つまり、百メートル以上は余裕で届くということかな? まあ、あまり遠くだと今度は当てられるかが問題になるという話だが。それはそうだろう。
“誘導性”をうまく使えば遠くても当てられるかもだが、この誘導性についても、どうも色々と制約があるようだ。
そもそも魔法自体を使い始めたのがつい最近なので、まだまだ、いきなりすべてを使いこなすとはいかないだろう。
魔力攻撃についてはそんな感じだが、SPを使う“念力”と光輪についてはどうなのか。
こちらは、魔力攻撃ほど複雑ではなくシンプルだ。
念力は、基本近くのものしか操れず離れるほどパワーが落ちる。動かないものしか持ち上げられないが、動かないなら車ほどの重量物も浮かせられる。
衝撃波を発生させたり、傘やバリアのような使い方も出来る。細かい操作も可能で、鍵を開けたりも出来る。

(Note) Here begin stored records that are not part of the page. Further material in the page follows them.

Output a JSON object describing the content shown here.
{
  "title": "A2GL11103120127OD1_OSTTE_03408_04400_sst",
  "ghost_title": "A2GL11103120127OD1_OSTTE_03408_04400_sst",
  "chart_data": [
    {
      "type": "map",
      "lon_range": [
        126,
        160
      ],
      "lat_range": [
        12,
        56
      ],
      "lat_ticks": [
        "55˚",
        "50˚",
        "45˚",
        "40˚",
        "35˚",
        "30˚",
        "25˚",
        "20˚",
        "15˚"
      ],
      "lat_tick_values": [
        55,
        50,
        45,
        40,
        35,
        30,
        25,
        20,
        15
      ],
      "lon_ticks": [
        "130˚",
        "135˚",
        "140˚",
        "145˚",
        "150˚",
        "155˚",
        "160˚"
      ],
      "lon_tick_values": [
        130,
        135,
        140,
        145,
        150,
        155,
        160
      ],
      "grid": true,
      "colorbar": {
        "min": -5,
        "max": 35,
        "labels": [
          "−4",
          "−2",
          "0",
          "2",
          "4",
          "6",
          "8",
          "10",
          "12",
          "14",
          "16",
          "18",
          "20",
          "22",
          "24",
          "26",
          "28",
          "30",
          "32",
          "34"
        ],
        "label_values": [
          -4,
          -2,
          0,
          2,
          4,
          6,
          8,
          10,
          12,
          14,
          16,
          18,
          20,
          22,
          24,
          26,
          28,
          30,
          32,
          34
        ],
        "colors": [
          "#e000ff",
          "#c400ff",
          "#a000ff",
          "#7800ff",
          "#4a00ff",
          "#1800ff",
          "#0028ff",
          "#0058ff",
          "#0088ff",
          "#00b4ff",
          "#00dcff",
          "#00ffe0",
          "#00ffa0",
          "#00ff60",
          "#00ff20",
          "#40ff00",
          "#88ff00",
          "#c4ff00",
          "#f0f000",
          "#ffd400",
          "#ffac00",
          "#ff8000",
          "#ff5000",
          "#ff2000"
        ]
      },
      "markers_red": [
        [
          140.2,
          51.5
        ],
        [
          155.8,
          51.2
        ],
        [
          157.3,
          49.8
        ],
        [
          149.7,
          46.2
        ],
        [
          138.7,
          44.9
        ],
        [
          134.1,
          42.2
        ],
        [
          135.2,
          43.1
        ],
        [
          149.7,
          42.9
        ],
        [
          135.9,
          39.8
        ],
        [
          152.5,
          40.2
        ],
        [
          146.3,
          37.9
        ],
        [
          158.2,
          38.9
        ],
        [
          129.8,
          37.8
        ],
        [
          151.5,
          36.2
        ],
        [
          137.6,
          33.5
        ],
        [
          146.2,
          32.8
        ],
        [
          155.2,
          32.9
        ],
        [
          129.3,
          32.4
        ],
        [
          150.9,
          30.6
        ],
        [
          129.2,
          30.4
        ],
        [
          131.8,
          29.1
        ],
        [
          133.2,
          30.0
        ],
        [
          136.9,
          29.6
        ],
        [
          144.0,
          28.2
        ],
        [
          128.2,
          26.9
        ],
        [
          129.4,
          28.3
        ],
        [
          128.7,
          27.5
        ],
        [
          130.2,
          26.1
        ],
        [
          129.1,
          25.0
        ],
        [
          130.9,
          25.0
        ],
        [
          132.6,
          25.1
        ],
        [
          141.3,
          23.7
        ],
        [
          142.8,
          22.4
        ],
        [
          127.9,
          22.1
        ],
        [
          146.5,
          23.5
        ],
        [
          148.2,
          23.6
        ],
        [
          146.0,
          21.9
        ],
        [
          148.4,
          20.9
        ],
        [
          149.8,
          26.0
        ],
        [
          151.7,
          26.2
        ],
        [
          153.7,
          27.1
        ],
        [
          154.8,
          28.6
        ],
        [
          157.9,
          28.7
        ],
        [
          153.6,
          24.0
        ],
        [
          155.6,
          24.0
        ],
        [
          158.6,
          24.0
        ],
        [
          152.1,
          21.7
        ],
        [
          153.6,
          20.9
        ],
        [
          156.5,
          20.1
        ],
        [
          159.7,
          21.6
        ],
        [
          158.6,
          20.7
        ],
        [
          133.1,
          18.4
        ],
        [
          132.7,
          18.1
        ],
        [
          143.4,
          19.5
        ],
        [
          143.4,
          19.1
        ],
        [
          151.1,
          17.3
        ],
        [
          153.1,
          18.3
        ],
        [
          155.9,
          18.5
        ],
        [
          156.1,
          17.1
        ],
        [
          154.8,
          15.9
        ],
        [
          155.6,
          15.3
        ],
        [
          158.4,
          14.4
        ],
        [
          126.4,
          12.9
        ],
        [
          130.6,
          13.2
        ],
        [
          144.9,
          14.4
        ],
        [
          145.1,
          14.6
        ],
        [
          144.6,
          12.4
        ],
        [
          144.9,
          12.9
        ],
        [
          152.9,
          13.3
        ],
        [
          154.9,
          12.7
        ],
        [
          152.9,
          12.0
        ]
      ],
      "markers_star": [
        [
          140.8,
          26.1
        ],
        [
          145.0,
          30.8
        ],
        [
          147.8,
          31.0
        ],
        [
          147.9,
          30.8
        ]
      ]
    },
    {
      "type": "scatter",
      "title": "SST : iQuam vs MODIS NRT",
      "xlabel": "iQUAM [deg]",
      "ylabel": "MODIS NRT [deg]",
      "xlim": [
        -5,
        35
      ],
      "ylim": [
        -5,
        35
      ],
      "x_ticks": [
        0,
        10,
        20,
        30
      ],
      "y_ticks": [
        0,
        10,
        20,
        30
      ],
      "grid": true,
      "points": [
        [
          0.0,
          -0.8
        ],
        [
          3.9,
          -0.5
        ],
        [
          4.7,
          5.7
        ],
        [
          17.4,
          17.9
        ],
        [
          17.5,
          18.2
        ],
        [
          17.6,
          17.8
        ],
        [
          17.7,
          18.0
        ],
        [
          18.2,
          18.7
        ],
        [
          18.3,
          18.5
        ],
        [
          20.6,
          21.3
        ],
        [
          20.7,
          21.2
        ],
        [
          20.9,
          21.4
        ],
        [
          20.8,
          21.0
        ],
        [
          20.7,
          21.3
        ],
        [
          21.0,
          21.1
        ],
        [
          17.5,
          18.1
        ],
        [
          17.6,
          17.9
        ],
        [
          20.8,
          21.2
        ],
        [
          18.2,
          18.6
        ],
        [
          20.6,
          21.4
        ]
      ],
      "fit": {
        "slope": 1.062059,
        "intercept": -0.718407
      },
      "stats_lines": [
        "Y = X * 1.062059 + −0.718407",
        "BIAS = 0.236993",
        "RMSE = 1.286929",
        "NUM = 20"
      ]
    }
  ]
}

見えない範囲も(集中が必要だが)ある程度、感触で感じとることが出来るようだ。そして、光輪を使うことでそれらを遠隔でも発動できる。
光輪は、SPを使って動かす。飛ばして自在に操れる。SPを使って強化すれば威力が上がる。光輪を起点に魔法を発動出来る。そして光る。
だがまだ検証の余地はある。まず、こちらの光輪についても最大射程はどれくらいなのか。あとは、操作はどれくらい自在に行えるのか、ということだ。
これは試してみればハッキリする。ここは広い屋外なので試すのに問題はない。なので早速試してみた。
光らせないように注意しつつ、適当に遠くまで飛ばしてみてもらう。
その結果、自在操作範囲が大体半径三十メートル、最大射程が五十メートルくらいと判明した。
自在操作範囲とは、文字通りマナハスが思った通りに動かせる範囲のことだ。その範囲であるマナハス(厳密にはその杖)から半径三十メートル内なら、勢いも軌道も自由自在に操作できるのだ。
そして最大射程とは、精密な操作は出来ないが、飛ばして回収できる限界の距離の事である。
三十メートルより先だと、あらかじめ描いた速度と軌道——それも、そう複雑ではない軌道——でしか動かせない。それこそブーメランのような感じか。
ただ、それでもある程度は狙い通りに飛ばして戻って来させる事が出来るので、攻撃の射程としては最大で五十メートルと言っていいだろう。
ちなみに、魔法や念力の光輪による遠隔発動の限界距離については、自在操作範囲内まで、ということだった。
という感じのことが、現時点で分かったマナハスの魔法(の杖)についてのすべてであった。